Newsletters, Summer 2014|

By Kimberly Tan, ’17

Summer 2014 marks the final pilot year of the SIG Stipends Program, a new effort to provide funding for students with backgrounds not traditionally supported by SIG and who identify unpaid public policy opportunities. Given the program’s resounding success, SIG is excited to continue to strengthen the program and strive for sustainable program funding.

Stanford students are frequently discouraged from applying for, or accepting, policy internships since they are often unpaid. By funding these internships, the Stipends Program aims to encourage students to consider pursuing public policy opportunities instead of paid, private-sector ones. Consequently, the program primarily targets freshmen and sophomores, students with financial need, and students majoring in fields that do not often lead to careers in public policy.

The SIG Stipends Program received a record 62 applications this year. The applicants hailed from all four years with majors in 23 different fields, including engineering, physics, chemical engineering, human biology, philosophy, symbolic systems, earth systems, and comparative studies in race and ethnicity. Applicants were also minoring in 23 fields, including civil engineering, creative writing, and religious studies.

Applicants’ prospective internships were located in 13 different countries and were equally diverse, ranging from the Ministry of Natural Resources and Energy in Swaziland to the United States Embassy in Beijing to the U.S. Department of the Treasury in Washington, D.C.

Due to the financial burden of an unpaid internship, the majority of the students selected would not have been able to accept their internship without the stipend.

In the next three years, SIG hopes to expand the SIG Stipends Program in a variety of ways.
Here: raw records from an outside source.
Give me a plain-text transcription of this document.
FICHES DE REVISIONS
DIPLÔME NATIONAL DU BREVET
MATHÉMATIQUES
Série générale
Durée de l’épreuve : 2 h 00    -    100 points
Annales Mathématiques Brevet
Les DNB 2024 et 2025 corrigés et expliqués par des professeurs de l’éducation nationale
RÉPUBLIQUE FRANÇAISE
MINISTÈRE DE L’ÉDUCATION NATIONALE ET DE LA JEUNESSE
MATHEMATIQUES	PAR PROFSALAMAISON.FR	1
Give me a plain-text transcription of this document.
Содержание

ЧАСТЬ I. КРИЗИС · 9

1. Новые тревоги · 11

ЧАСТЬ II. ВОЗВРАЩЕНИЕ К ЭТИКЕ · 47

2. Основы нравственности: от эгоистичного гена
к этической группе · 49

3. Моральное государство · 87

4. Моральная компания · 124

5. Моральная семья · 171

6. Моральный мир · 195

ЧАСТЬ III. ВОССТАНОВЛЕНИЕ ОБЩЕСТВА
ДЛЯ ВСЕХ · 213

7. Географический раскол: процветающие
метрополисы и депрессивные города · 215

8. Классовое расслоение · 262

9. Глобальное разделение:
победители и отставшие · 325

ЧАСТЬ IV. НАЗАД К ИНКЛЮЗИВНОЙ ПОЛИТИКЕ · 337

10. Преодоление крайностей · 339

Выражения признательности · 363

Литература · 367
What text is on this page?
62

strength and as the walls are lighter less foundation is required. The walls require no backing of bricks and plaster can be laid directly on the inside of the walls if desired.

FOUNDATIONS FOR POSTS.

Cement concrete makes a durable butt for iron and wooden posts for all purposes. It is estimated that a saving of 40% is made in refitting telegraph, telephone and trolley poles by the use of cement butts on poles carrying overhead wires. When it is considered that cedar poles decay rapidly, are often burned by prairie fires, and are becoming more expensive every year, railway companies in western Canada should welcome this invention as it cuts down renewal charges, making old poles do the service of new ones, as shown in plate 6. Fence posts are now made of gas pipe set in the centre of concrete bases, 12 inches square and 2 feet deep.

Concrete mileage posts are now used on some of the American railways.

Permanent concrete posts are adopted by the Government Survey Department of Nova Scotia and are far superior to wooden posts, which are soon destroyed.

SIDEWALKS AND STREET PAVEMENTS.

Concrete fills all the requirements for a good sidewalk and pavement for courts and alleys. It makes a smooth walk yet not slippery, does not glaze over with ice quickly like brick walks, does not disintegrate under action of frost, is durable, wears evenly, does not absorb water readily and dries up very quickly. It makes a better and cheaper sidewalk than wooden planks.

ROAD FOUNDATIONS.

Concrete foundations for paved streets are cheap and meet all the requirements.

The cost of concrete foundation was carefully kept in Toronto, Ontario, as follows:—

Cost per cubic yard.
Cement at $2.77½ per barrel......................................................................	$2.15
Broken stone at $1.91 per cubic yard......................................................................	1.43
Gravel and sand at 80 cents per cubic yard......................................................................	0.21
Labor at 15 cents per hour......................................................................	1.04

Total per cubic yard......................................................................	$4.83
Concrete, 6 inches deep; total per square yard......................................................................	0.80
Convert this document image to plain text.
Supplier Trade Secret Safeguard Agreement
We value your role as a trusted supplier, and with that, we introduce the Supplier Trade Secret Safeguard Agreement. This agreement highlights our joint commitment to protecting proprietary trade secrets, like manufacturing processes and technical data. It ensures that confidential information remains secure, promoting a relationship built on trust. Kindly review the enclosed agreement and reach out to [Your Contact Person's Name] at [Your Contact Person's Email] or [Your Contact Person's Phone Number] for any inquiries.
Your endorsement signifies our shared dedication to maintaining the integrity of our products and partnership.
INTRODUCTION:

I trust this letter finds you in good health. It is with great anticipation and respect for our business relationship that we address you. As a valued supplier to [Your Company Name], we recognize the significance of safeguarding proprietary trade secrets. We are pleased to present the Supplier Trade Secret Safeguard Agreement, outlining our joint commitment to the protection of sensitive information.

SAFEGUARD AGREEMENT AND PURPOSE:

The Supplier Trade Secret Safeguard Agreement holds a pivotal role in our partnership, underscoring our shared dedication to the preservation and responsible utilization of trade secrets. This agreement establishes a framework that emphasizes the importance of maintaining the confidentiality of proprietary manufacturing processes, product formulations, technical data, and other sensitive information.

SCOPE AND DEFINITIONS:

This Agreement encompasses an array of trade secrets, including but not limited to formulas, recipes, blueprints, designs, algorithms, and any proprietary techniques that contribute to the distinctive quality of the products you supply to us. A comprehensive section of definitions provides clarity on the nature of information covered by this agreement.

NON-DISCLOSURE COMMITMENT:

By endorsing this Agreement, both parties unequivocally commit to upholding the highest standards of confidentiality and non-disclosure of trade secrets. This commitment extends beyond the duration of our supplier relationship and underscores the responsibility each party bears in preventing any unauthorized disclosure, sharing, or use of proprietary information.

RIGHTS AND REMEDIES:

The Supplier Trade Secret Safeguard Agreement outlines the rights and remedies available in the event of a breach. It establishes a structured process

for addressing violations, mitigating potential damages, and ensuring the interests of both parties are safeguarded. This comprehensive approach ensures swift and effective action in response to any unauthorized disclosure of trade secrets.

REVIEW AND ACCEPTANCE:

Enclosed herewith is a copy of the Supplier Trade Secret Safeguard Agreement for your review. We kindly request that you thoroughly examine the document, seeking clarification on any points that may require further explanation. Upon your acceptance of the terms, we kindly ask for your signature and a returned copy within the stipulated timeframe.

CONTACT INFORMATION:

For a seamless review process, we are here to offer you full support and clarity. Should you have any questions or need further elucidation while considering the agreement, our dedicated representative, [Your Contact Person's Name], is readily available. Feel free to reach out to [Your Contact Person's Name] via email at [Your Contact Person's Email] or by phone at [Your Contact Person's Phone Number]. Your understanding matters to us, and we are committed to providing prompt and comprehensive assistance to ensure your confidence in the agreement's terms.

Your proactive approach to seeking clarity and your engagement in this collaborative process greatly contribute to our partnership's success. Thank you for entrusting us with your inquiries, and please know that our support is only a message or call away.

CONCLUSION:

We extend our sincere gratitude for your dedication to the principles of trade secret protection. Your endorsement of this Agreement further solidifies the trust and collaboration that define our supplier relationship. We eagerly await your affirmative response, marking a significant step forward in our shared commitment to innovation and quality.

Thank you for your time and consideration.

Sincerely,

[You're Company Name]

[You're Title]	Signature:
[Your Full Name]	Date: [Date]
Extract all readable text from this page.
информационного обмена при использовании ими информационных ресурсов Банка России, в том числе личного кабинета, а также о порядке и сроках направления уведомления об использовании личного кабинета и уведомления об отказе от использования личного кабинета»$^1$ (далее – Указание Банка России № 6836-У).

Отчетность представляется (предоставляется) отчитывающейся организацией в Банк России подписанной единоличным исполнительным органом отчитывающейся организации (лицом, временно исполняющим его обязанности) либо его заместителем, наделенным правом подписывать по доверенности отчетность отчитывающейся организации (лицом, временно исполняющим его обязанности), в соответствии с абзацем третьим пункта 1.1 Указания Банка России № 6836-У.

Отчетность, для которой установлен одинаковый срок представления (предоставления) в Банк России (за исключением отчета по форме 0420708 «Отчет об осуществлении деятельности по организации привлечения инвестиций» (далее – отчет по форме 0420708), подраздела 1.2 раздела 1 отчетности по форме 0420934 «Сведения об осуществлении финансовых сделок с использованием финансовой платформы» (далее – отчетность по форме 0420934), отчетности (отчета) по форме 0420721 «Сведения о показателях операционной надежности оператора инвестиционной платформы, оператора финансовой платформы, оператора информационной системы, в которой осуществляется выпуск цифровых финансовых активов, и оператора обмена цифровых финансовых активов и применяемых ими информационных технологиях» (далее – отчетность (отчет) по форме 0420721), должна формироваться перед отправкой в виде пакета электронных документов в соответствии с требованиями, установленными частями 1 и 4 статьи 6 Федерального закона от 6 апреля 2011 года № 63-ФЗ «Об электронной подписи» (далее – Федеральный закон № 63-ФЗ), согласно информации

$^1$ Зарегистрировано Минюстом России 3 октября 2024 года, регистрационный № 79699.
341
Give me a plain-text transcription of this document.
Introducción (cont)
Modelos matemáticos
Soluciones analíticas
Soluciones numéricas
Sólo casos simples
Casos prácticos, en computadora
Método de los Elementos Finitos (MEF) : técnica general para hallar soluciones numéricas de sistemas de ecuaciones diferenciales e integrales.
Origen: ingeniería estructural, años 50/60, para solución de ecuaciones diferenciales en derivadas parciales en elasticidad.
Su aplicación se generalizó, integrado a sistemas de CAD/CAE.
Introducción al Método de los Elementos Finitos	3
First, it hopes to increase the number of applicants through additional advertising on campus, especially in areas still underexposed to policy. In addition, it hopes to increase the number of stipends awarded so that a greater number of students can experience rewarding policymaking internships. Lastly, SIG hopes to ease the process of finding policy internships by helping to connect students with placement opportunities.

With these efforts, SIG anticipates that the program will become a significant presence on campus—one that inspires many future students to explore opportunities in the policy world.